The researchers found 708 presumptive causative variant alleles in the 504 cases. Almost 30% of the diagnoses occurred in disease genes only identified by researchers in the last 3 years. In 65 cases, there was no available genetic test other than whole-exome sequencing to find the mutated gene at the time the test was ordered.
Twenty-three patients (about 5%) had mutations in 2 different genes, which could account for various aspects of the patient’s medical condition.
“Doctors generally try to find one diagnosis that explains all the issues a patient may have,” said study author Christine Eng, MD, of the Baylor College of Medicine.
“We have found that, in some cases, a patient may have a blended phenotype of 2 different conditions. That patients may have 2 different rare genetic diseases to explain their condition was an unexpected finding prior to the use of whole-exome sequencing.”
In the 2000 cases, incidental findings of medically actionable results that could result in early diagnosis, screening, or treatment were found in 92 patients. Three patients had more than 1 finding.

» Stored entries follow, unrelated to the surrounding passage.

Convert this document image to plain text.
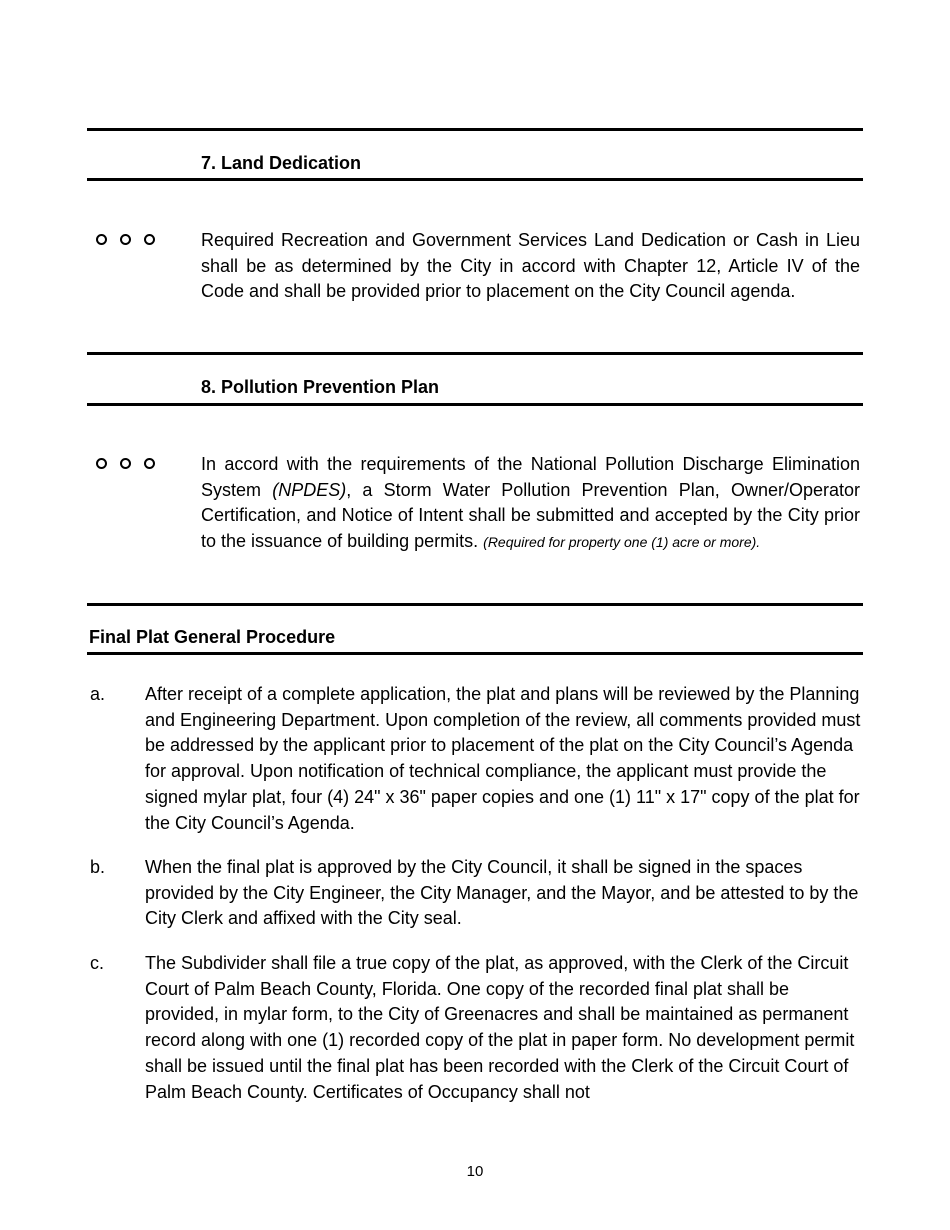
7. Land Dedication
Required Recreation and Government Services Land Dedication or Cash in Lieu shall be as determined by the City in accord with Chapter 12, Article IV of the Code and shall be provided prior to placement on the City Council agenda.
8. Pollution Prevention Plan
In accord with the requirements of the National Pollution Discharge Elimination System (NPDES), a Storm Water Pollution Prevention Plan, Owner/Operator Certification, and Notice of Intent shall be submitted and accepted by the City prior to the issuance of building permits. (Required for property one (1) acre or more).
Final Plat General Procedure
a. After receipt of a complete application, the plat and plans will be reviewed by the Planning and Engineering Department. Upon completion of the review, all comments provided must be addressed by the applicant prior to placement of the plat on the City Council’s Agenda for approval. Upon notification of technical compliance, the applicant must provide the signed mylar plat, four (4) 24" x 36" paper copies and one (1) 11" x 17" copy of the plat for the City Council’s Agenda.
b. When the final plat is approved by the City Council, it shall be signed in the spaces provided by the City Engineer, the City Manager, and the Mayor, and be attested to by the City Clerk and affixed with the City seal.
c. The Subdivider shall file a true copy of the plat, as approved, with the Clerk of the Circuit Court of Palm Beach County, Florida. One copy of the recorded final plat shall be provided, in mylar form, to the City of Greenacres and shall be maintained as permanent record along with one (1) recorded copy of the plat in paper form. No development permit shall be issued until the final plat has been recorded with the Clerk of the Circuit Court of Palm Beach County. Certificates of Occupancy shall not
10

“Clinical exome sequencing can assist diagnosis in a wide range of disorders that are diagnostic dilemmas,” Dr Lupski said. “Rare variants and Mendelian disease are important contributors to disease populations. This is in sharp contrast to the thinking of population geneticists, who investigate how common variants contribute to disease susceptibility.”
“We find ‘rare variants’ in aggregate actually contribute to disease susceptibility in a big way. The individual diseases may be rare, but there are thousands of such diseases and many more being defined through genomics.”